I would say that what we have here is something quite specific: a mixture model. Each intervention has been drawn from a mixture of two distributions, all-correlation (with a wide distribution allowing for many large negative & positive values) and causal effects (narrow distribution around zero with a few large values), but it's unknown which of the two it was drawn from and we are also unsure what the probability of drawing from one or the other is. (The problem is similar to my earlier noisy polls: modeling potentially falsified poll data.)

So when we run a study-pair through this, then if they are not very discrepant, the posterior estimate shifts towards having drawn from the causal group in that case - and also slightly increases the overall estimate of the probability of drawing from the causal group; and vice-versa if they are heavily discrepant, in which case it becomes much more probable that there was a draw from the correlational group, and slightly more probable that draws from the correlation group are more common.
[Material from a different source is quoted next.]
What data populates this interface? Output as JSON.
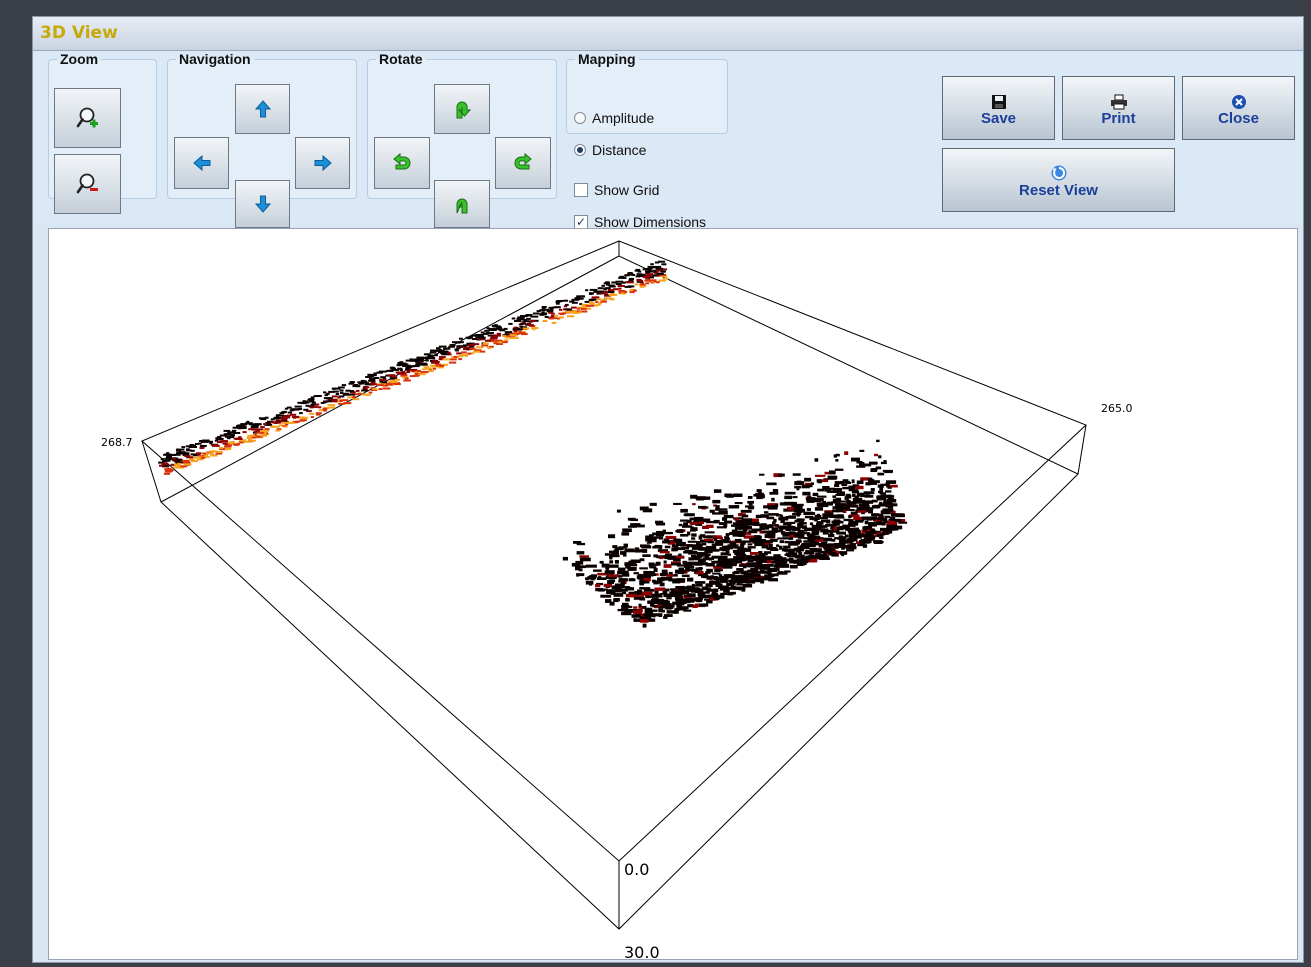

At the end of doing this for all the study-pairs, we get estimates of causal/correlation posterior probability for each particular study-pair (which automatically adjusts for power etc and can be further used for decision-theory like 'does this reduce the expected value of the specific treatment of exercise to <=$0?), but we also get an overall estimate of the switching probability - which tells us in general how often we can expect tested correlations like these to be causal.

I think this gives us everything we want. Working with distributions avoids the power issues, for any specific treatment we can give estimates of being causal, we get an overall estimate as a clear unambiguous probability, etc.